On appeal, SGI first contended that the district court erroneously concluded that Kolbenschlag’s comments were substantially true and immaterial. Here, Kolbenschlag’s comment that SGI and GEC “colluded to rig bid prices,” as understood by the average reader, is substantially true and is well supported by the record. Further, Kolbenschlag’s comment that SGI was “actually fined” is not problematic. The undisputed record demonstrates that SGI paid 12 times the actual amount of damages to settle two civil claims related to its illegal bidding practices and it agreed to additional restrictions to its bidding practices in future joint bidding ventures. Thus, plaintiffs failed to prove the elements of defamation.

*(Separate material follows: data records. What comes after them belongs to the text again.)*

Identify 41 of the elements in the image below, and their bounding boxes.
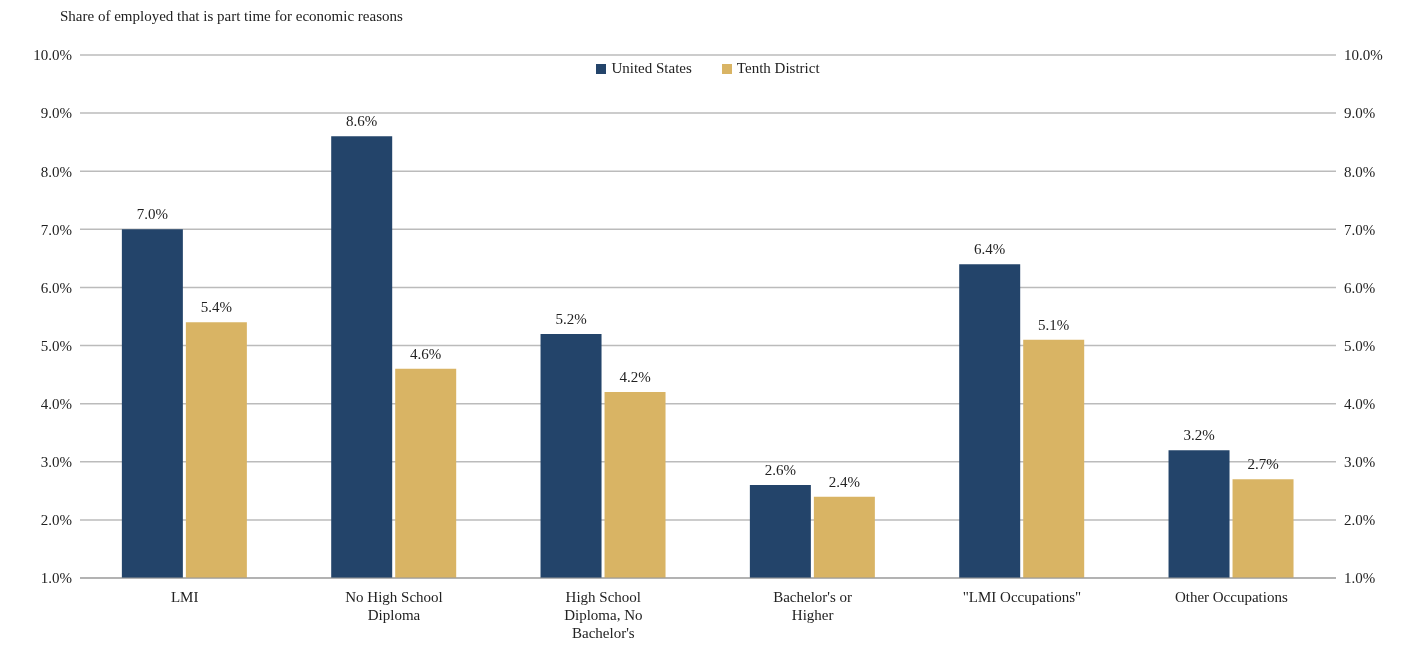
data-label: 8.6% [346, 113, 378, 130]
x-tick-label: No High School Diploma [345, 589, 443, 623]
y-tick-label: 2.0% [40, 512, 72, 529]
y2-tick-label: 4.0% [1344, 395, 1376, 412]
data-label: 4.2% [619, 369, 651, 386]
data-label: 2.6% [764, 462, 796, 479]
data-label: 2.4% [828, 473, 860, 490]
y2-tick-label: 9.0% [1344, 105, 1376, 122]
data-label: 5.4% [200, 299, 232, 316]
y2-tick-label: 3.0% [1344, 454, 1376, 471]
legend-label: United States [610, 60, 692, 77]
y2-tick-label: 6.0% [1344, 279, 1376, 296]
y-tick-label: 1.0% [40, 570, 72, 587]
y2-tick-label: 10.0% [1344, 47, 1383, 64]
legend-label: Tenth District [735, 60, 820, 77]
y-tick-label: 5.0% [40, 337, 72, 354]
data-label: 3.2% [1183, 427, 1215, 444]
data-label: 7.0% [136, 206, 168, 223]
y2-tick-label: 5.0% [1344, 337, 1376, 354]
y2-tick-label: 8.0% [1344, 163, 1376, 180]
x-tick-label: High School Diploma, No Bachelor's [564, 589, 643, 641]
y-tick-label: 4.0% [40, 395, 72, 412]
y-tick-label: 7.0% [40, 221, 72, 238]
y-tick-label: 6.0% [40, 279, 72, 296]
x-tick-label: Other Occupations [1174, 589, 1288, 605]
x-tick-label: LMI [170, 589, 199, 605]
x-tick-label: "LMI Occupations" [962, 589, 1082, 605]
x-tick-label: Bachelor's or Higher [773, 589, 853, 623]
y-tick-label: 8.0% [40, 163, 72, 180]
data-label: 2.7% [1247, 456, 1279, 473]
chart-title: Share of employed that is part time for economic reasons [60, 8, 403, 25]
y-tick-label: 9.0% [40, 105, 72, 122]
y-tick-label: 10.0% [33, 47, 72, 64]
y2-tick-label: 1.0% [1344, 570, 1376, 587]
data-label: 4.6% [410, 345, 442, 362]
data-label: 5.2% [555, 310, 587, 327]
y-tick-label: 3.0% [40, 454, 72, 471]
y2-tick-label: 2.0% [1344, 512, 1376, 529]
data-label: 6.4% [974, 241, 1006, 258]
y2-tick-label: 7.0% [1344, 221, 1376, 238]
data-label: 5.1% [1038, 316, 1070, 333]
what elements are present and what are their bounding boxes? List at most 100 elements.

SGI next contended that the district court erroneously denied its discovery request to depose Kolbenschlag. Because Kolbenschlag’s subjective belief in the truth of his comment is not relevant and SGI failed to allege additional facts it could have discovered through a deposition, the district court did not abuse its discretion by denying the request.

Kolbenschlag requested attorney fees and costs on appeal. Because SGI’s appeal was groundless and frivolous, Kolbenschlag is entitled to attorney fees and costs.

The judgment was affirmed and the case was remanded for the district court to determine and award reasonable appellate attorney fees.